Demain, ce seront les risques quantiques qui nous menaceront. De là, l’importance à assurer notre crypto-agilité. Si un ordinateur quantique avec suffisamment de qubits devait apparaître aujourd’hui, pratiquement toutes les communications électroniques ne seraient plus sécurisées puisque la cryptographie sous-jacente serait en danger, a clairement averti Joachim Schaefer, IBM Quantum Amabassador, lors des Luxembourg Internet Days 2020.
71 % des entreprises dans le monde voient dans l’émergence de l’informatique quantique une menace importante pour leur sécurité. A raison. Pour la plupart des personnes interrogées, cette menace commencera à se faire réellement ressentir dans les trois années à venir. Car si l’informatique quantique est en voie de redéfinir les limites de la puissance de traitement des données, elle va aussi nous défier en termes de sécurité.
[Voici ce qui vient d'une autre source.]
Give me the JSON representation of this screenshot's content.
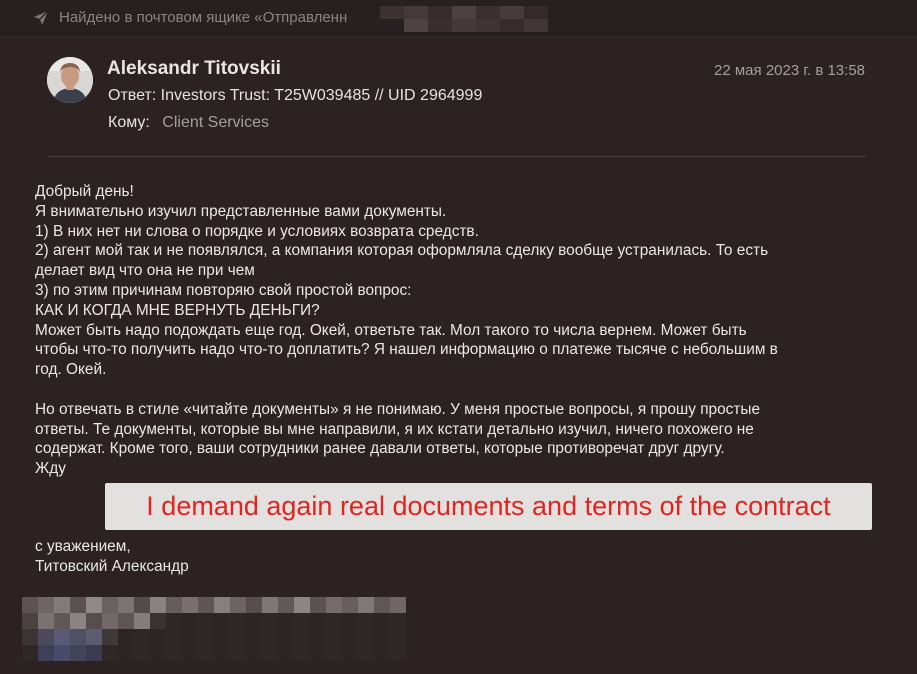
{
  "header": {
    "found_text": "Найдено в почтовом ящике «Отправленн"
  },
  "message": {
    "sender": "Aleksandr Titovskii",
    "date": "22 мая 2023 г. в 13:58",
    "subject": "Ответ: Investors Trust: T25W039485 // UID 2964999",
    "to_label": "Кому:",
    "to_value": "Client Services",
    "body_lines": [
      "Добрый день!",
      "Я внимательно изучил представленные вами документы.",
      "1) В них нет ни слова о порядке и условиях возврата средств.",
      "2) агент мой так и не появлялся, а компания которая оформляла сделку вообще устранилась. То есть",
      "делает вид что она не при чем",
      "3) по этим причинам повторяю свой простой вопрос:",
      "КАК И КОГДА МНЕ ВЕРНУТЬ ДЕНЬГИ?",
      "Может быть надо подождать еще год. Окей, ответьте так. Мол такого то числа вернем. Может быть",
      "чтобы что-то получить надо что-то доплатить? Я нашел информацию о платеже тысяче с небольшим в",
      "год. Окей.",
      "",
      "Но отвечать в стиле «читайте документы» я не понимаю. У меня простые вопросы, я прошу простые",
      "ответы. Те документы, которые вы мне направили, я их кстати детально изучил, ничего похожего не",
      "содержат. Кроме того, ваши сотрудники ранее давали ответы, которые противоречат друг другу.",
      "Жду"
    ],
    "closing": "с уважением,",
    "signature": "Титовский Александр"
  },
  "overlay": {
    "banner_text": "I demand again real documents and terms of the contract",
    "banner_color": "#e0241f"
  },
  "icons": {
    "send": "paper-plane-icon",
    "avatar": "avatar"
  }
}
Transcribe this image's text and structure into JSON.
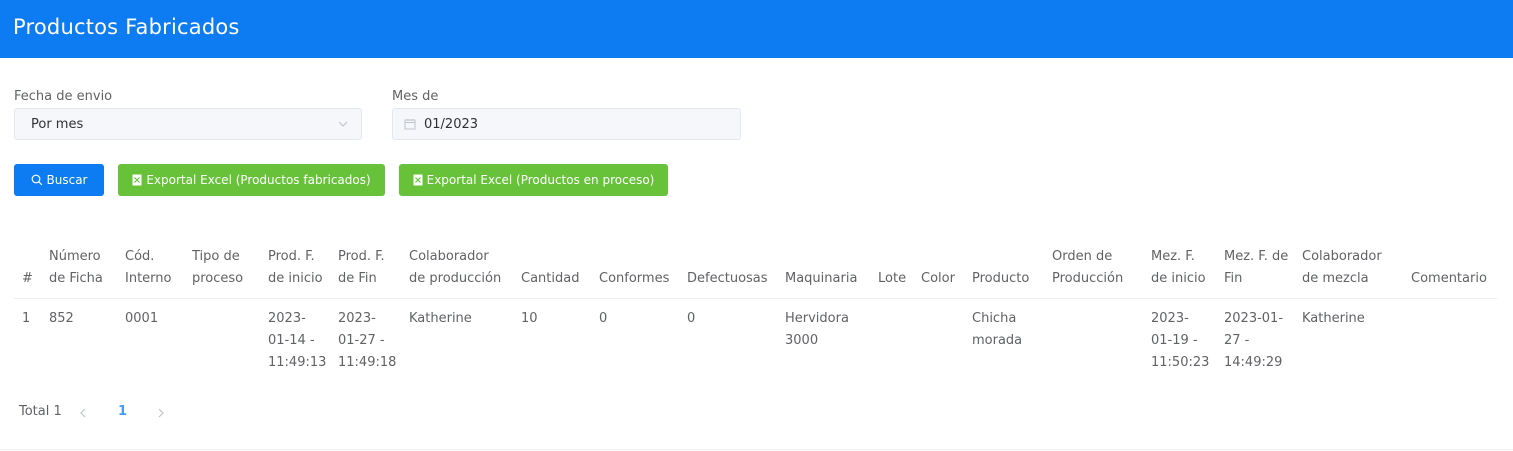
{
  "header": {
    "title": "Productos Fabricados"
  },
  "filters": {
    "fecha_label": "Fecha de envio",
    "fecha_value": "Por mes",
    "mes_label": "Mes de",
    "mes_value": "01/2023"
  },
  "buttons": {
    "buscar": "Buscar",
    "export_fabricados": "Exportal Excel (Productos fabricados)",
    "export_proceso": "Exportal Excel (Productos en proceso)"
  },
  "table": {
    "columns": [
      "#",
      "Número de Ficha",
      "Cód. Interno",
      "Tipo de proceso",
      "Prod. F. de inicio",
      "Prod. F. de Fin",
      "Colaborador de producción",
      "Cantidad",
      "Conformes",
      "Defectuosas",
      "Maquinaria",
      "Lote",
      "Color",
      "Producto",
      "Orden de Producción",
      "Mez. F. de inicio",
      "Mez. F. de Fin",
      "Colaborador de mezcla",
      "Comentario"
    ],
    "rows": [
      {
        "num": "1",
        "ficha": "852",
        "cod": "0001",
        "tipo": "",
        "prod_inicio": "2023-01-14 - 11:49:13",
        "prod_fin": "2023-01-27 - 11:49:18",
        "colab_prod": "Katherine",
        "cantidad": "10",
        "conformes": "0",
        "defectuosas": "0",
        "maquinaria": "Hervidora 3000",
        "lote": "",
        "color": "",
        "producto": "Chicha morada",
        "orden": "",
        "mez_inicio": "2023-01-19 - 11:50:23",
        "mez_fin": "2023-01-27 - 14:49:29",
        "colab_mezcla": "Katherine",
        "comentario": ""
      }
    ]
  },
  "pagination": {
    "total": "Total 1",
    "current": "1"
  },
  "icons": {
    "select": "chevron-down-icon",
    "date": "calendar-icon",
    "search": "search-icon",
    "excel": "excel-icon",
    "prev": "chevron-left-icon",
    "next": "chevron-right-icon"
  },
  "colors": {
    "primary": "#0d7bf2",
    "success": "#67c23a",
    "active_page": "#409eff"
  }
}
Sans chiffrement, pas d’économie numérique
L’accroissement de la puissance de calcul peut potentiellement ébranler les normes de sécurité d’aujourd’hui. L’ensemble du monde numérique est basé sur le chiffrement. Tous les secteurs, notamment les banques, le commerce, la santé, les assurances et le secteur public, emploient des systèmes basés sur le chiffrement pour leurs activités. La banque en ligne, par exemple, serait inenvisageable sans cette technologie. Sans chiffrement, l’économie numérique cesserait tout simplement de fonctionner.
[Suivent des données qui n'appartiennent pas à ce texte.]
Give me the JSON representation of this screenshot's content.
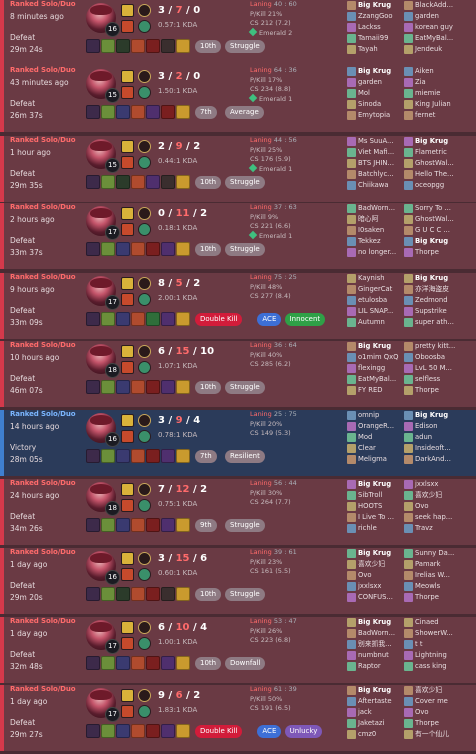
{
  "colors": {
    "loss_bg": "#6a3a44",
    "win_bg": "#2b3b5a",
    "loss_accent": "#d4394b",
    "win_accent": "#3f7fcf"
  },
  "matches": [
    {
      "result": "loss",
      "queue": "Ranked Solo/Duo",
      "ago": "8 minutes ago",
      "outcome": "Defeat",
      "duration": "29m 24s",
      "level": "16",
      "k": "3",
      "d": "7",
      "a": "0",
      "kda_ratio": "0.57:1 KDA",
      "laning_label": "Laning",
      "laning_value": "40 : 60",
      "pkill": "P/Kill 21%",
      "cs": "CS 212 (7.2)",
      "elo": "Emerald 2",
      "rank_badge": "10th",
      "tags": [
        "Struggle"
      ],
      "tag_colors": [
        "gray"
      ],
      "items": [
        "#3d2a4a",
        "#6b8f3a",
        "#2b3b2a",
        "#b04b2e",
        "#7a1f1f",
        "#3a2e2e",
        "#c99a2e"
      ],
      "team1": [
        "Big Krug",
        "ZzangGoo",
        "Lackss",
        "Tamaii99",
        "Tayah"
      ],
      "team2": [
        "BlackAdd...",
        "garden",
        "korean guy",
        "EatMyBal...",
        "Jendeuk"
      ]
    },
    {
      "result": "loss",
      "queue": "Ranked Solo/Duo",
      "ago": "43 minutes ago",
      "outcome": "Defeat",
      "duration": "26m 37s",
      "level": "15",
      "k": "3",
      "d": "2",
      "a": "0",
      "kda_ratio": "1.50:1 KDA",
      "laning_label": "Laning",
      "laning_value": "64 : 36",
      "pkill": "P/Kill 17%",
      "cs": "CS 234 (8.8)",
      "elo": "Emerald 1",
      "rank_badge": "7th",
      "tags": [
        "Average"
      ],
      "tag_colors": [
        "gray"
      ],
      "items": [
        "#3d2a4a",
        "#6b8f3a",
        "#3a3a70",
        "#b04b2e",
        "#4f2f6e",
        "#7a1f1f",
        "#c99a2e"
      ],
      "team1": [
        "Big Krug",
        "garden",
        "Mol",
        "Sinoda",
        "Emytopia"
      ],
      "team2": [
        "Aiken",
        "Zia",
        "miemie",
        "King Julian",
        "fernet"
      ]
    },
    {
      "result": "loss",
      "queue": "Ranked Solo/Duo",
      "ago": "1 hour ago",
      "outcome": "Defeat",
      "duration": "29m 35s",
      "level": "15",
      "k": "2",
      "d": "9",
      "a": "2",
      "kda_ratio": "0.44:1 KDA",
      "laning_label": "Laning",
      "laning_value": "44 : 56",
      "pkill": "P/Kill 25%",
      "cs": "CS 176 (5.9)",
      "elo": "Emerald 1",
      "rank_badge": "10th",
      "tags": [
        "Struggle"
      ],
      "tag_colors": [
        "gray"
      ],
      "items": [
        "#3d2a4a",
        "#6b8f3a",
        "#2b3b2a",
        "#b04b2e",
        "#4f2f6e",
        "#3a2e2e",
        "#c99a2e"
      ],
      "team1": [
        "Ms SuuA...",
        "Viet Mafi...",
        "BTS JHIN...",
        "Batchlyc...",
        "Chiikawa"
      ],
      "team2": [
        "Big Krug",
        "Flametric",
        "GhostWal...",
        "Hello The...",
        "oceopgg"
      ]
    },
    {
      "result": "loss",
      "queue": "Ranked Solo/Duo",
      "ago": "2 hours ago",
      "outcome": "Defeat",
      "duration": "33m 37s",
      "level": "17",
      "k": "0",
      "d": "11",
      "a": "2",
      "kda_ratio": "0.18:1 KDA",
      "laning_label": "Laning",
      "laning_value": "37 : 63",
      "pkill": "P/Kill 9%",
      "cs": "CS 221 (6.6)",
      "elo": "Emerald 1",
      "rank_badge": "10th",
      "tags": [
        "Struggle"
      ],
      "tag_colors": [
        "gray"
      ],
      "items": [
        "#3d2a4a",
        "#6b8f3a",
        "#3a3a70",
        "#b04b2e",
        "#7a1f1f",
        "#4f2f6e",
        "#c99a2e"
      ],
      "team1": [
        "BadWorn...",
        "暗心阿",
        "I0saken",
        "Tekkez",
        "no longer..."
      ],
      "team2": [
        "Sorry To ...",
        "GhostWal...",
        "G U C C ...",
        "Big Krug",
        "Thorpe"
      ]
    },
    {
      "result": "loss",
      "queue": "Ranked Solo/Duo",
      "ago": "9 hours ago",
      "outcome": "Defeat",
      "duration": "33m 09s",
      "level": "17",
      "k": "8",
      "d": "5",
      "a": "2",
      "kda_ratio": "2.00:1 KDA",
      "laning_label": "Laning",
      "laning_value": "75 : 25",
      "pkill": "P/Kill 48%",
      "cs": "CS 277 (8.4)",
      "elo": "",
      "rank_badge": "",
      "tags": [
        "Double Kill",
        "ACE",
        "Innocent"
      ],
      "tag_colors": [
        "red",
        "blue",
        "green"
      ],
      "items": [
        "#3d2a4a",
        "#6b8f3a",
        "#3a3a70",
        "#b04b2e",
        "#2f6e3a",
        "#4f2f6e",
        "#c99a2e"
      ],
      "team1": [
        "Kaynish",
        "GingerCat",
        "etulosba",
        "LIL SNAP...",
        "Autumn"
      ],
      "team2": [
        "Big Krug",
        "亦洋海盗皮",
        "Zedmond",
        "Supstrike",
        "super ath..."
      ]
    },
    {
      "result": "loss",
      "queue": "Ranked Solo/Duo",
      "ago": "10 hours ago",
      "outcome": "Defeat",
      "duration": "46m 07s",
      "level": "18",
      "k": "6",
      "d": "15",
      "a": "10",
      "kda_ratio": "1.07:1 KDA",
      "laning_label": "Laning",
      "laning_value": "36 : 64",
      "pkill": "P/Kill 40%",
      "cs": "CS 285 (6.2)",
      "elo": "",
      "rank_badge": "10th",
      "tags": [
        "Struggle"
      ],
      "tag_colors": [
        "gray"
      ],
      "items": [
        "#3d2a4a",
        "#6b8f3a",
        "#3a3a70",
        "#b04b2e",
        "#7a1f1f",
        "#4f2f6e",
        "#c99a2e"
      ],
      "team1": [
        "Big Krug",
        "o1mim QxQ",
        "flexingg",
        "EatMyBal...",
        "FY RED"
      ],
      "team2": [
        "pretty kitt...",
        "Oboosba",
        "LvL 50 M...",
        "selfless",
        "Thorpe"
      ]
    },
    {
      "result": "win",
      "queue": "Ranked Solo/Duo",
      "ago": "14 hours ago",
      "outcome": "Victory",
      "duration": "28m 05s",
      "level": "16",
      "k": "3",
      "d": "9",
      "a": "4",
      "kda_ratio": "0.78:1 KDA",
      "laning_label": "Laning",
      "laning_value": "25 : 75",
      "pkill": "P/Kill 20%",
      "cs": "CS 149 (5.3)",
      "elo": "",
      "rank_badge": "7th",
      "tags": [
        "Resilient"
      ],
      "tag_colors": [
        "gray"
      ],
      "items": [
        "#3d2a4a",
        "#6b8f3a",
        "#3a3a70",
        "#b04b2e",
        "#7a1f1f",
        "#4f2f6e",
        "#c99a2e"
      ],
      "team1": [
        "omnip",
        "OrangeR...",
        "Mod",
        "Clear",
        "Meligma"
      ],
      "team2": [
        "Big Krug",
        "Edison",
        "adun",
        "Insideoft...",
        "DarkAnd..."
      ]
    },
    {
      "result": "loss",
      "queue": "Ranked Solo/Duo",
      "ago": "24 hours ago",
      "outcome": "Defeat",
      "duration": "34m 26s",
      "level": "18",
      "k": "7",
      "d": "12",
      "a": "2",
      "kda_ratio": "0.75:1 KDA",
      "laning_label": "Laning",
      "laning_value": "56 : 44",
      "pkill": "P/Kill 30%",
      "cs": "CS 264 (7.7)",
      "elo": "",
      "rank_badge": "9th",
      "tags": [
        "Struggle"
      ],
      "tag_colors": [
        "gray"
      ],
      "items": [
        "#3d2a4a",
        "#6b8f3a",
        "#3a3a70",
        "#b04b2e",
        "#7a1f1f",
        "#4f2f6e",
        "#c99a2e"
      ],
      "team1": [
        "Big Krug",
        "SibTroll",
        "HOOTS",
        "I Live To ...",
        "richle"
      ],
      "team2": [
        "jxxlsxx",
        "喜欢少妇",
        "Ovo",
        "seek hap...",
        "Travz"
      ]
    },
    {
      "result": "loss",
      "queue": "Ranked Solo/Duo",
      "ago": "1 day ago",
      "outcome": "Defeat",
      "duration": "29m 20s",
      "level": "16",
      "k": "3",
      "d": "15",
      "a": "6",
      "kda_ratio": "0.60:1 KDA",
      "laning_label": "Laning",
      "laning_value": "39 : 61",
      "pkill": "P/Kill 23%",
      "cs": "CS 161 (5.5)",
      "elo": "",
      "rank_badge": "10th",
      "tags": [
        "Struggle"
      ],
      "tag_colors": [
        "gray"
      ],
      "items": [
        "#3d2a4a",
        "#6b8f3a",
        "#2b3b2a",
        "#b04b2e",
        "#7a1f1f",
        "#3a2e2e",
        "#c99a2e"
      ],
      "team1": [
        "Big Krug",
        "喜欢少妇",
        "Ovo",
        "jxxlsxx",
        "CONFUS..."
      ],
      "team2": [
        "Sunny Da...",
        "Pamark",
        "Irelias W...",
        "Meowls",
        "Thorpe"
      ]
    },
    {
      "result": "loss",
      "queue": "Ranked Solo/Duo",
      "ago": "1 day ago",
      "outcome": "Defeat",
      "duration": "32m 48s",
      "level": "17",
      "k": "6",
      "d": "10",
      "a": "4",
      "kda_ratio": "1.00:1 KDA",
      "laning_label": "Laning",
      "laning_value": "53 : 47",
      "pkill": "P/Kill 26%",
      "cs": "CS 223 (6.8)",
      "elo": "",
      "rank_badge": "10th",
      "tags": [
        "Downfall"
      ],
      "tag_colors": [
        "gray"
      ],
      "items": [
        "#3d2a4a",
        "#6b8f3a",
        "#3a3a70",
        "#b04b2e",
        "#7a1f1f",
        "#4f2f6e",
        "#c99a2e"
      ],
      "team1": [
        "Big Krug",
        "BadWorn...",
        "别来抓我...",
        "numbnut",
        "Raptor"
      ],
      "team2": [
        "Cinaed",
        "ShowerW...",
        "t t",
        "Lightning",
        "cass king"
      ]
    },
    {
      "result": "loss",
      "queue": "Ranked Solo/Duo",
      "ago": "1 day ago",
      "outcome": "Defeat",
      "duration": "29m 27s",
      "level": "17",
      "k": "9",
      "d": "6",
      "a": "2",
      "kda_ratio": "1.83:1 KDA",
      "laning_label": "Laning",
      "laning_value": "61 : 39",
      "pkill": "P/Kill 50%",
      "cs": "CS 191 (6.5)",
      "elo": "",
      "rank_badge": "",
      "tags": [
        "Double Kill",
        "ACE",
        "Unlucky"
      ],
      "tag_colors": [
        "red",
        "blue",
        "purple"
      ],
      "items": [
        "#3d2a4a",
        "#6b8f3a",
        "#3a3a70",
        "#b04b2e",
        "#7a1f1f",
        "#4f2f6e",
        "#c99a2e"
      ],
      "team1": [
        "Big Krug",
        "Aftertaste",
        "jack",
        "Jaketazi",
        "cmz0"
      ],
      "team2": [
        "喜欢少妇",
        "Cover me",
        "Ovo",
        "Thorpe",
        "有一个仙儿"
      ]
    }
  ]
}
Demain, le chiffrement peut être compromis par des ordinateurs capables de casser des codes en un temps record. Les entreprises ne peuvent se permettre d’attendre que les normes de chiffrement s’adaptent; elles doivent donc prendre les mesures nécessaires pour se protéger.
Rééquilibrer les forces
Ne nous méprenons pas : l’informatique quantique est très prometteuse pour notre monde. Nous devons toutefois comprendre qu’une période de transition critique se produira. Durant un certain temps, la plupart des organisations utiliseront des ordinateurs normaux, tandis qu’un nombre très limité d’entre elles, essentiellement des États-nations et de très grandes sociétés technologiques, disposeront d’ordinateurs quantiques. Cette situation donnera lieu à un énorme déséquilibre des forces. Que se passerait-il, en effet, si un État-nation venait à doter un groupe de pirates de capacités quantiques ?
Comment, dans ce contexte, préserver sa sécurité ? Évidemment, en mettant à niveau le chiffrement de son organisation. Certaines pistes circulent : la cryptographie en réticules, la cryptographie multivariée et le hachage d’algorithmes quantiques. Ce sont autant de solutions potentielles. En parallèle, des recherches innovantes portant sur la distribution quantique de clé (QKD) sont actuellement prometteuses pour plusieurs de ces techniques, toutes susceptibles de nous protéger contre les cyberattaques d’un ordinateur quantique. Cependant, à l’instar de l’informatique quantique elle-même, ces techniques demeurent encore conceptuelles. Et aucun consensus ne ressort sur ce qu’il convient de développer en premier.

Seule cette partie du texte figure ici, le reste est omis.